Kadašman-Ḫarbe II, inscribed ^{d}Ka-dáš-man-Ḫar-be, Kad-aš-man-Ḫar-be or variants and meaning I believe in Ḫarbe, the lord of the Kassite pantheon corresponding to Enlil, succeeded Enlil-nādin-šumi, as the 30th Kassite or 3rd dynasty king of Babylon. His reign was recorded as lasting only one year, six months, c. 1223 BC, as "MU 1 ITI 6" according to the Kinglist A, a formula which is open to interpretation.

==Biography==

He seems to have been elevated to the kingship following the downfall of Enlil-nādin-šumi after the invasion of Elamite forces under their king, Kidin-Hutran III. He may have ruled during the Assyrian hegemony of Tukulti-Ninurta I or possibly in the period between the capture of the earlier Kassite monarch, Kaštiliašu IV, and the second Assyrian campaign which conquered the city of Babylon. There is little known about the reign other than it was short, perhaps just a few months.

Despite the apparent brevity of his reign, there are six economic texts (clay tablets) dated to him. The two economic texts from Ur include a judgment of a case involving the aborted purchase of a boy called Bunni-Sîn and the aggressive steps his would-be buyer (Šamaš-ēṭir) took to seek return of his fee, including imprisoning the wife (Rihītuša) of the acting surety (Irība-ili). The other Ur text is dated seven months later and is a purchase contract for a cow with calf, where Šamaš-ēṭir once again acts as buyer.
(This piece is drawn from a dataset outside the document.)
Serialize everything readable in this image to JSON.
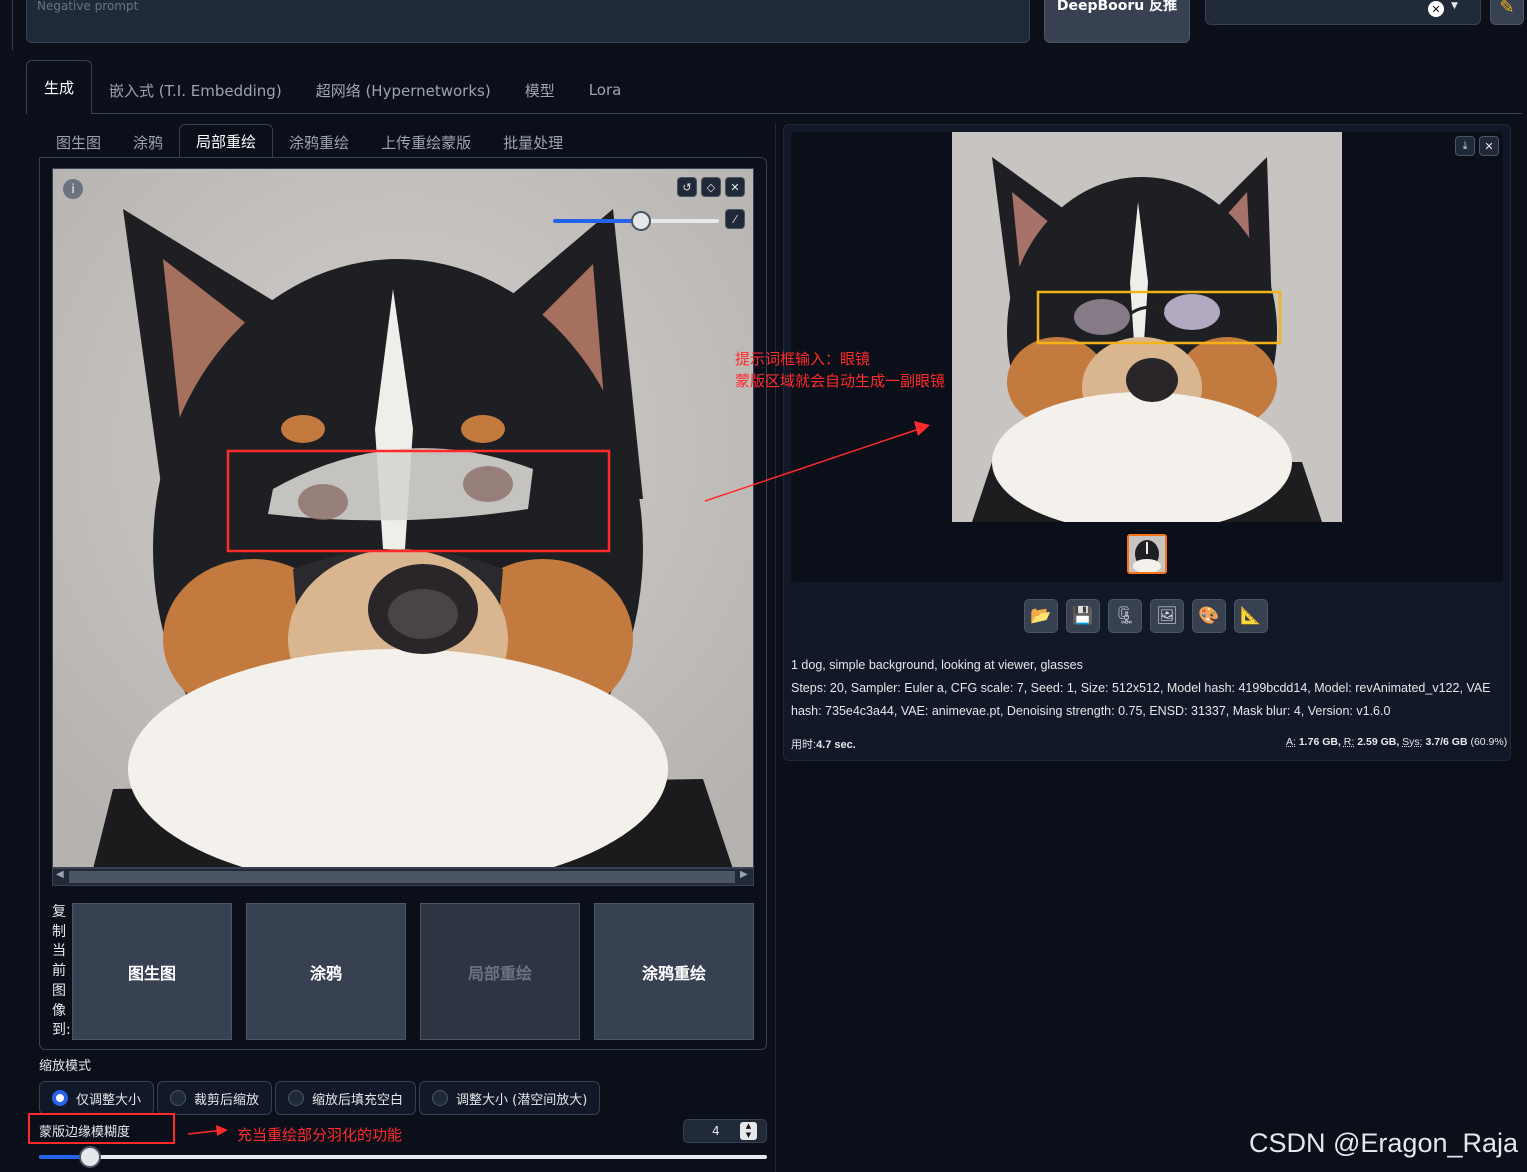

There are two texts from Nippur dated to his reign, one of which records the sale of a girl, one-half cubit in size, to Rabâ-ša-Ninimma, as a wife for his second son, Ninimma-zēra-šubši, for the price of two fine muḫtillû-garments, worth two shekels of gold, and some food. The other text is a ration list and is the earliest of the dated clay tablets.

The other texts, one of unknown origin and one apparently from Babylon remain unpublished. This second text would have presented a chronological problem as it could be dated Ṭebētu, 10th day tenth year if the Winkelhaken has been correctly read. It was recovered from the archive of Itti-Ezida-lummir in Babylon (Pedersén M8) along with another tablet of unconventional dating, leading Werner Nahm to suggest them both ancient fabrications. However, it is written in the heavily slanted paleography of late Middle Babylonian cuneiform and should probably read as 1 in contrast to the 10 date on the preceding line. The other five texts fall within a twelve-month period. Also, another tablet from Nippur mentions him probably in the context of an earlier transaction in his accession year: [M]U.SAG.˹NA˺[M.L]UGAL-rí ˹^{d}˺ka-dáš-m[an-ḫar-b]e, but the date for the document omits a king's name.